Miliband under attack in papers

http://news.bbc.co.uk/go/rss/-/1/hi/uk/7602543.stm

Version 0 of 1.

Foreign Secretary - and possible Labour leader of the future - David Miliband receives some less than flattering coverage in Sunday's papers.

The Observer says he has come under a "venomous" attack from the leader the union Unite, who believes he is "smug" and "arrogant".

The Mail on Sunday seems to agree. It accuses Mr Miliband of overusing the Queen's Flight private jet - "he thinks he is more important than he is", it says.

Meanwhile, David Cameron bluntly tells the Sunday Telegraph: "If my foreign secretary behaved like that, I'd sack him."

'No open borders'

Two papers lead with an apparent call from a cross-party group of MPs to cap the number of immigrants allowed to settle permanently in the UK.

The Sunday Times says that "until recently immigration was regarded as a no-go area for politicians".

But things are now changing, it writes. "The debate is too important to ignore or to be swept under the carpet."

The Sunday Express insists that current rates of immigration are "unsustainable". "We are happy for people to come to work here, but we cant have open borders," its editorial says.

Meat-free Mondays?

The Independent on Sunday leads with "trailblazing research" which tries to explain Britain's bulging waistline.

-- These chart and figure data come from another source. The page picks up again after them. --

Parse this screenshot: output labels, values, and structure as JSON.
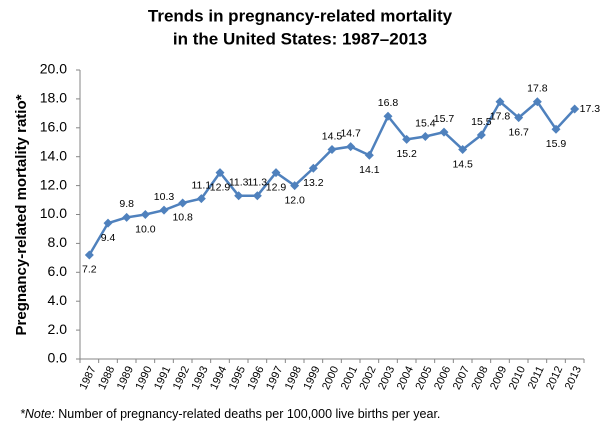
{
  "chart_data": {
    "type": "line",
    "title": [
      "Trends in pregnancy-related mortality",
      "in the United States: 1987–2013"
    ],
    "y_label": "Pregnancy-related mortality ratio*",
    "note": {
      "lead": "*Note:",
      "text": "Number of pregnancy-related deaths per 100,000 live births per year."
    },
    "categories": [
      "1987",
      "1988",
      "1989",
      "1990",
      "1991",
      "1992",
      "1993",
      "1994",
      "1995",
      "1996",
      "1997",
      "1998",
      "1999",
      "2000",
      "2001",
      "2002",
      "2003",
      "2004",
      "2005",
      "2006",
      "2007",
      "2008",
      "2009",
      "2010",
      "2011",
      "2012",
      "2013"
    ],
    "values": [
      7.2,
      9.4,
      9.8,
      10.0,
      10.3,
      10.8,
      11.1,
      12.9,
      11.3,
      11.3,
      12.9,
      12.0,
      13.2,
      14.5,
      14.7,
      14.1,
      16.8,
      15.2,
      15.4,
      15.7,
      14.5,
      15.5,
      17.8,
      16.7,
      17.8,
      15.9,
      17.3
    ],
    "value_labels": [
      "7.2",
      "9.4",
      "9.8",
      "10.0",
      "10.3",
      "10.8",
      "11.1",
      "12.9",
      "11.3",
      "11.3",
      "12.9",
      "12.0",
      "13.2",
      "14.5",
      "14.7",
      "14.1",
      "16.8",
      "15.2",
      "15.4",
      "15.7",
      "14.5",
      "15.5",
      "17.8",
      "16.7",
      "17.8",
      "15.9",
      "17.3"
    ],
    "color": "#4f81bd",
    "ylim": [
      0,
      20
    ],
    "yticks": [
      {
        "value": 0,
        "label": "0.0"
      },
      {
        "value": 2,
        "label": "2.0"
      },
      {
        "value": 4,
        "label": "4.0"
      },
      {
        "value": 6,
        "label": "6.0"
      },
      {
        "value": 8,
        "label": "8.0"
      },
      {
        "value": 10,
        "label": "10.0"
      },
      {
        "value": 12,
        "label": "12.0"
      },
      {
        "value": 14,
        "label": "14.0"
      },
      {
        "value": 16,
        "label": "16.0"
      },
      {
        "value": 18,
        "label": "18.0"
      },
      {
        "value": 20,
        "label": "20.0"
      }
    ],
    "grid": false
  }
}
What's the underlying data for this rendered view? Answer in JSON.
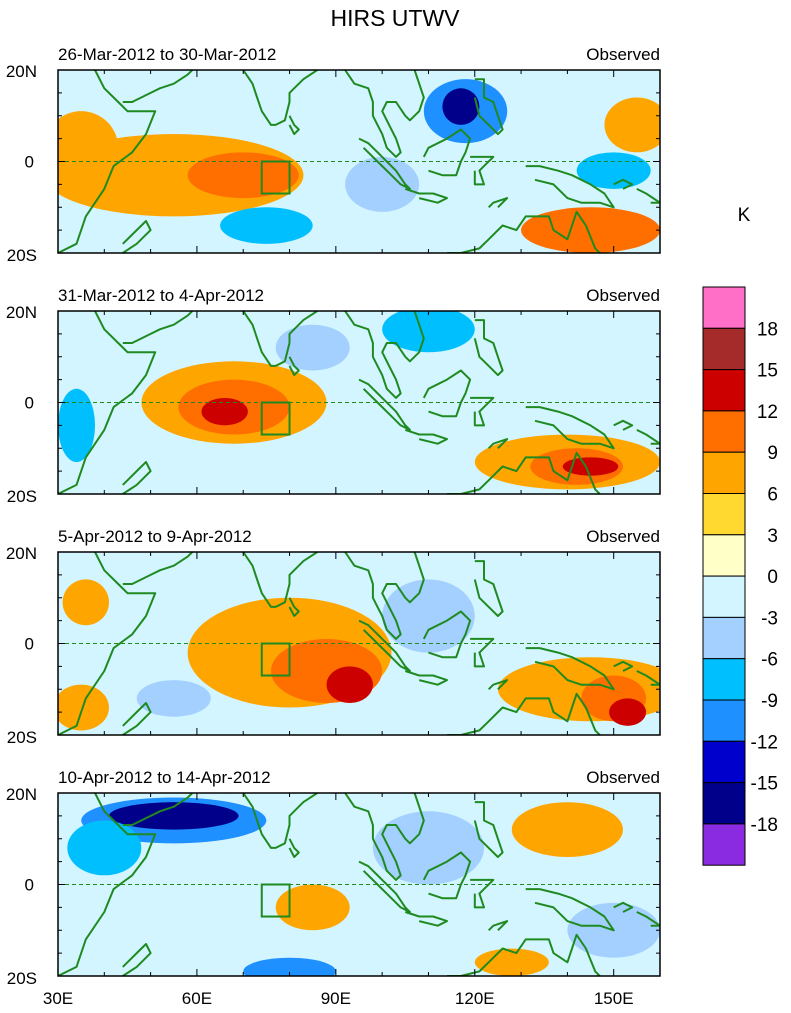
{
  "figure": {
    "title": "HIRS UTWV",
    "unit_label": "K",
    "run_label": "Observed",
    "lon_ticks": [
      "30E",
      "60E",
      "90E",
      "120E",
      "150E"
    ],
    "lat_ticks": [
      "20N",
      "0",
      "20S"
    ],
    "panels": [
      {
        "period": "26-Mar-2012 to 30-Mar-2012",
        "anomalies": [
          {
            "lon": 55,
            "lat": -3,
            "rl": 28,
            "rt": 9,
            "v": 6
          },
          {
            "lon": 70,
            "lat": -3,
            "rl": 12,
            "rt": 5,
            "v": 9
          },
          {
            "lon": 35,
            "lat": 3,
            "rl": 8,
            "rt": 8,
            "v": 6
          },
          {
            "lon": 145,
            "lat": -15,
            "rl": 15,
            "rt": 5,
            "v": 9
          },
          {
            "lon": 118,
            "lat": 11,
            "rl": 9,
            "rt": 7,
            "v": -9
          },
          {
            "lon": 117,
            "lat": 12,
            "rl": 4,
            "rt": 4,
            "v": -15
          },
          {
            "lon": 155,
            "lat": 8,
            "rl": 7,
            "rt": 6,
            "v": 6
          },
          {
            "lon": 75,
            "lat": -14,
            "rl": 10,
            "rt": 4,
            "v": -6
          },
          {
            "lon": 100,
            "lat": -5,
            "rl": 8,
            "rt": 6,
            "v": -3
          },
          {
            "lon": 150,
            "lat": -2,
            "rl": 8,
            "rt": 4,
            "v": -6
          }
        ]
      },
      {
        "period": "31-Mar-2012 to 4-Apr-2012",
        "anomalies": [
          {
            "lon": 68,
            "lat": 0,
            "rl": 20,
            "rt": 9,
            "v": 6
          },
          {
            "lon": 68,
            "lat": -1,
            "rl": 12,
            "rt": 6,
            "v": 9
          },
          {
            "lon": 66,
            "lat": -2,
            "rl": 5,
            "rt": 3,
            "v": 12
          },
          {
            "lon": 140,
            "lat": -13,
            "rl": 20,
            "rt": 6,
            "v": 6
          },
          {
            "lon": 142,
            "lat": -14,
            "rl": 10,
            "rt": 4,
            "v": 9
          },
          {
            "lon": 145,
            "lat": -14,
            "rl": 6,
            "rt": 2,
            "v": 12
          },
          {
            "lon": 110,
            "lat": 16,
            "rl": 10,
            "rt": 5,
            "v": -6
          },
          {
            "lon": 34,
            "lat": -5,
            "rl": 4,
            "rt": 8,
            "v": -6
          },
          {
            "lon": 85,
            "lat": 12,
            "rl": 8,
            "rt": 5,
            "v": -3
          }
        ]
      },
      {
        "period": "5-Apr-2012 to 9-Apr-2012",
        "anomalies": [
          {
            "lon": 80,
            "lat": -2,
            "rl": 22,
            "rt": 12,
            "v": 6
          },
          {
            "lon": 88,
            "lat": -6,
            "rl": 12,
            "rt": 7,
            "v": 9
          },
          {
            "lon": 93,
            "lat": -9,
            "rl": 5,
            "rt": 4,
            "v": 12
          },
          {
            "lon": 145,
            "lat": -10,
            "rl": 20,
            "rt": 7,
            "v": 6
          },
          {
            "lon": 150,
            "lat": -12,
            "rl": 7,
            "rt": 5,
            "v": 9
          },
          {
            "lon": 153,
            "lat": -15,
            "rl": 4,
            "rt": 3,
            "v": 12
          },
          {
            "lon": 36,
            "lat": 9,
            "rl": 5,
            "rt": 5,
            "v": 6
          },
          {
            "lon": 35,
            "lat": -14,
            "rl": 6,
            "rt": 5,
            "v": 6
          },
          {
            "lon": 110,
            "lat": 6,
            "rl": 10,
            "rt": 8,
            "v": -3
          },
          {
            "lon": 55,
            "lat": -12,
            "rl": 8,
            "rt": 4,
            "v": -3
          }
        ]
      },
      {
        "period": "10-Apr-2012 to 14-Apr-2012",
        "anomalies": [
          {
            "lon": 55,
            "lat": 14,
            "rl": 20,
            "rt": 5,
            "v": -9
          },
          {
            "lon": 55,
            "lat": 15,
            "rl": 14,
            "rt": 3,
            "v": -15
          },
          {
            "lon": 40,
            "lat": 8,
            "rl": 8,
            "rt": 6,
            "v": -6
          },
          {
            "lon": 140,
            "lat": 12,
            "rl": 12,
            "rt": 6,
            "v": 6
          },
          {
            "lon": 85,
            "lat": -5,
            "rl": 8,
            "rt": 5,
            "v": 6
          },
          {
            "lon": 128,
            "lat": -17,
            "rl": 8,
            "rt": 3,
            "v": 6
          },
          {
            "lon": 80,
            "lat": -19,
            "rl": 10,
            "rt": 3,
            "v": -9
          },
          {
            "lon": 110,
            "lat": 8,
            "rl": 12,
            "rt": 8,
            "v": -3
          },
          {
            "lon": 150,
            "lat": -10,
            "rl": 10,
            "rt": 6,
            "v": -3
          }
        ]
      }
    ],
    "colorbar": {
      "colors": [
        "#ff6ec7",
        "#a52a2a",
        "#cd0000",
        "#ff6f00",
        "#ffa500",
        "#ffd92f",
        "#ffffc8",
        "#d2f5ff",
        "#a3d0ff",
        "#00bfff",
        "#1e90ff",
        "#0000cd",
        "#00008b",
        "#8a2be2"
      ],
      "labels": [
        "18",
        "15",
        "12",
        "9",
        "6",
        "3",
        "0",
        "-3",
        "-6",
        "-9",
        "-12",
        "-15",
        "-18"
      ]
    },
    "box_region": {
      "lon": [
        74,
        80
      ],
      "lat": [
        -7,
        0
      ]
    }
  }
}
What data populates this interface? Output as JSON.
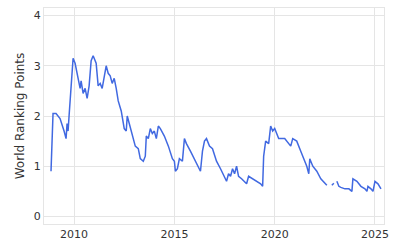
{
  "chart_data": {
    "type": "line",
    "y_label": "World Ranking Points",
    "color": "#4169e1",
    "grid": true,
    "xlim": [
      2008.5,
      2025.45
    ],
    "xticks": [
      2010,
      2015,
      2020,
      2025
    ],
    "ylim": [
      -0.15,
      4.15
    ],
    "yticks": [
      0,
      1,
      2,
      3,
      4
    ],
    "x": [
      2008.85,
      2008.9,
      2008.95,
      2009.1,
      2009.3,
      2009.5,
      2009.6,
      2009.65,
      2009.7,
      2009.75,
      2009.8,
      2009.9,
      2009.95,
      2010.05,
      2010.2,
      2010.3,
      2010.35,
      2010.45,
      2010.55,
      2010.65,
      2010.75,
      2010.85,
      2010.95,
      2011.1,
      2011.2,
      2011.3,
      2011.4,
      2011.5,
      2011.6,
      2011.7,
      2011.8,
      2011.9,
      2012.0,
      2012.1,
      2012.2,
      2012.35,
      2012.5,
      2012.6,
      2012.65,
      2012.75,
      2012.9,
      2013.05,
      2013.2,
      2013.3,
      2013.45,
      2013.55,
      2013.6,
      2013.7,
      2013.8,
      2013.9,
      2014.0,
      2014.1,
      2014.2,
      2014.3,
      2014.5,
      2014.7,
      2014.9,
      2015.0,
      2015.05,
      2015.15,
      2015.25,
      2015.4,
      2015.5,
      2015.6,
      2015.8,
      2016.0,
      2016.2,
      2016.3,
      2016.4,
      2016.5,
      2016.6,
      2016.75,
      2016.9,
      2017.1,
      2017.3,
      2017.5,
      2017.6,
      2017.7,
      2017.8,
      2017.9,
      2018.0,
      2018.1,
      2018.2,
      2018.35,
      2018.5,
      2018.6,
      2018.7,
      2018.9,
      2019.1,
      2019.3,
      2019.4,
      2019.45,
      2019.55,
      2019.7,
      2019.8,
      2019.9,
      2020.0,
      2020.2,
      2020.5,
      2020.7,
      2020.8,
      2020.9,
      2021.1,
      2021.3,
      2021.5,
      2021.6,
      2021.7,
      2021.75,
      2021.9,
      2022.1,
      2022.3,
      2022.5,
      2022.6,
      2022.7,
      2022.85,
      2022.95,
      2023.0,
      2023.1,
      2023.2,
      2023.3,
      2023.5,
      2023.7,
      2023.85,
      2023.9,
      2024.1,
      2024.3,
      2024.5,
      2024.6,
      2024.65,
      2024.8,
      2024.9,
      2025.0,
      2025.15,
      2025.3
    ],
    "values": [
      0.9,
      1.4,
      2.05,
      2.05,
      1.95,
      1.7,
      1.55,
      1.85,
      1.7,
      2.0,
      2.35,
      2.9,
      3.15,
      3.05,
      2.75,
      2.55,
      2.7,
      2.45,
      2.55,
      2.35,
      2.6,
      3.1,
      3.2,
      3.05,
      2.6,
      2.65,
      2.55,
      2.75,
      3.0,
      2.85,
      2.8,
      2.65,
      2.75,
      2.55,
      2.3,
      2.1,
      1.75,
      1.7,
      2.0,
      1.85,
      1.6,
      1.4,
      1.35,
      1.15,
      1.1,
      1.2,
      1.6,
      1.55,
      1.75,
      1.65,
      1.7,
      1.55,
      1.8,
      1.75,
      1.6,
      1.4,
      1.15,
      1.1,
      0.9,
      0.95,
      1.15,
      1.1,
      1.55,
      1.45,
      1.3,
      1.15,
      1.0,
      0.9,
      1.3,
      1.5,
      1.55,
      1.4,
      1.35,
      1.1,
      0.95,
      0.8,
      0.7,
      0.85,
      0.8,
      0.95,
      0.85,
      1.0,
      0.8,
      0.75,
      0.7,
      0.65,
      0.8,
      0.75,
      0.7,
      0.65,
      0.6,
      1.2,
      1.5,
      1.45,
      1.8,
      1.7,
      1.75,
      1.55,
      1.55,
      1.45,
      1.4,
      1.55,
      1.5,
      1.3,
      1.1,
      1.0,
      0.85,
      1.15,
      1.0,
      0.9,
      0.75,
      0.65,
      0.62,
      null,
      0.62,
      0.66,
      null,
      0.7,
      0.6,
      0.58,
      0.55,
      0.55,
      0.5,
      0.75,
      0.7,
      0.6,
      0.55,
      0.5,
      0.6,
      0.55,
      0.5,
      0.7,
      0.65,
      0.55
    ]
  }
}
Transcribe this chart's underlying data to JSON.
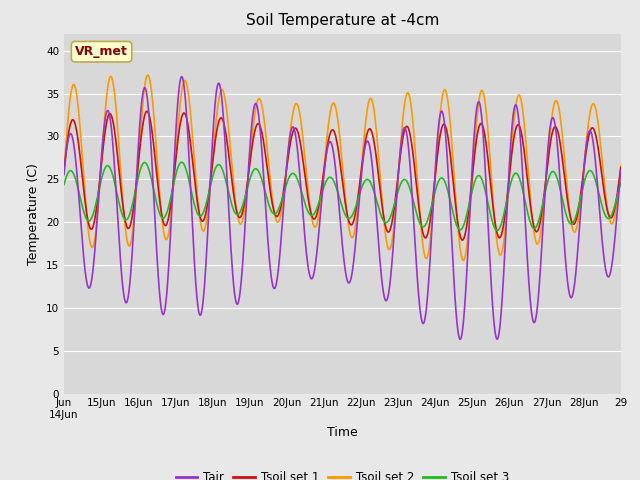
{
  "title": "Soil Temperature at -4cm",
  "xlabel": "Time",
  "ylabel": "Temperature (C)",
  "ylim": [
    0,
    42
  ],
  "yticks": [
    0,
    5,
    10,
    15,
    20,
    25,
    30,
    35,
    40
  ],
  "fig_bg": "#e8e8e8",
  "plot_bg": "#d8d8d8",
  "colors": {
    "Tair": "#9933cc",
    "Tsoil1": "#cc1111",
    "Tsoil2": "#ff9900",
    "Tsoil3": "#22bb22"
  },
  "legend_labels": [
    "Tair",
    "Tsoil set 1",
    "Tsoil set 2",
    "Tsoil set 3"
  ],
  "annotation_text": "VR_met",
  "annotation_fg": "#880000",
  "annotation_bg": "#ffffcc",
  "annotation_border": "#bbaa55",
  "n_days": 15,
  "start_day": 14,
  "xtick_labels": [
    "Jun\n14Jun",
    "15Jun",
    "16Jun",
    "17Jun",
    "18Jun",
    "19Jun",
    "20Jun",
    "21Jun",
    "22Jun",
    "23Jun",
    "24Jun",
    "25Jun",
    "26Jun",
    "27Jun",
    "28Jun",
    "29"
  ],
  "grid_color": "#ffffff",
  "line_width": 1.2
}
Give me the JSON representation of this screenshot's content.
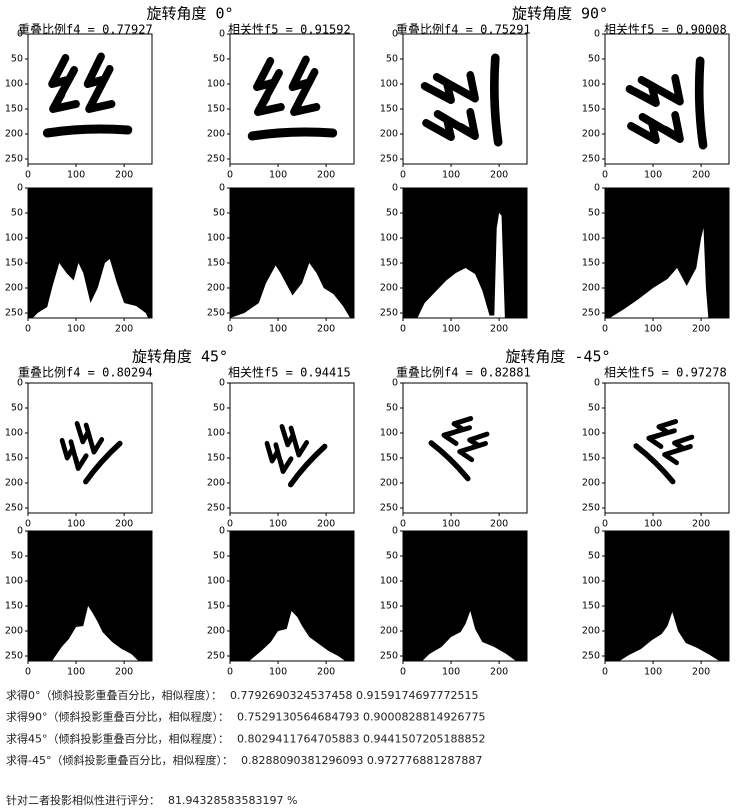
{
  "groups": [
    {
      "title": "旋转角度 0°",
      "overlap_label": "重叠比例f4 = 0.77927",
      "correlation_label": "相关性f5 = 0.91592"
    },
    {
      "title": "旋转角度 90°",
      "overlap_label": "重叠比例f4 = 0.75291",
      "correlation_label": "相关性f5 = 0.90008"
    },
    {
      "title": "旋转角度 45°",
      "overlap_label": "重叠比例f4 = 0.80294",
      "correlation_label": "相关性f5 = 0.94415"
    },
    {
      "title": "旋转角度 -45°",
      "overlap_label": "重叠比例f4 = 0.82881",
      "correlation_label": "相关性f5 = 0.97278"
    }
  ],
  "axes": {
    "yticks": [
      0,
      50,
      100,
      150,
      200,
      250
    ],
    "xticks": [
      0,
      100,
      200
    ]
  },
  "console": {
    "lines": [
      {
        "label": "求得0°（倾斜投影重叠百分比，相似程度）：",
        "values": "0.7792690324537458 0.9159174697772515"
      },
      {
        "label": "求得90°（倾斜投影重叠百分比，相似程度）：",
        "values": "0.7529130564684793 0.9000828814926775"
      },
      {
        "label": "求得45°（倾斜投影重叠百分比，相似程度）：",
        "values": "0.8029411764705883 0.9441507205188852"
      },
      {
        "label": "求得-45°（倾斜投影重叠百分比，相似程度）：",
        "values": "0.8288090381296093 0.972776881287887"
      }
    ],
    "score": {
      "label": "针对二者投影相似性进行评分：",
      "value": "81.94328583583197 %"
    }
  }
}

"Pollution can make children fat", a Spanish study has found. "Exposure to a range of common chemicals before birth sets up a baby to grow up stout."

Also on the subject of pollution, the head of the UN's panel on climate change tells the Observer that people should have one meat-free day a week in order to help tackle global warming.

It says methane emitted by cows is 23 times more harmful than carbon dioxide.

'Limp start'

England's 2-0 win over Andorra in the football World Cup qualifiers does not draw much praise.

The News of the World says "Hot Cole" - goal scorer Joe Cole - was "England's only spark" in a lacklustre display.

"Too often England were guilty of poor crossing", the Sunday Mirror feels. Even Cole could only "silence some of the boos from the travelling England fans".

The Sunday Telegraph labels it a "limp start" as "England laboured to break down the 186th-best team in the world".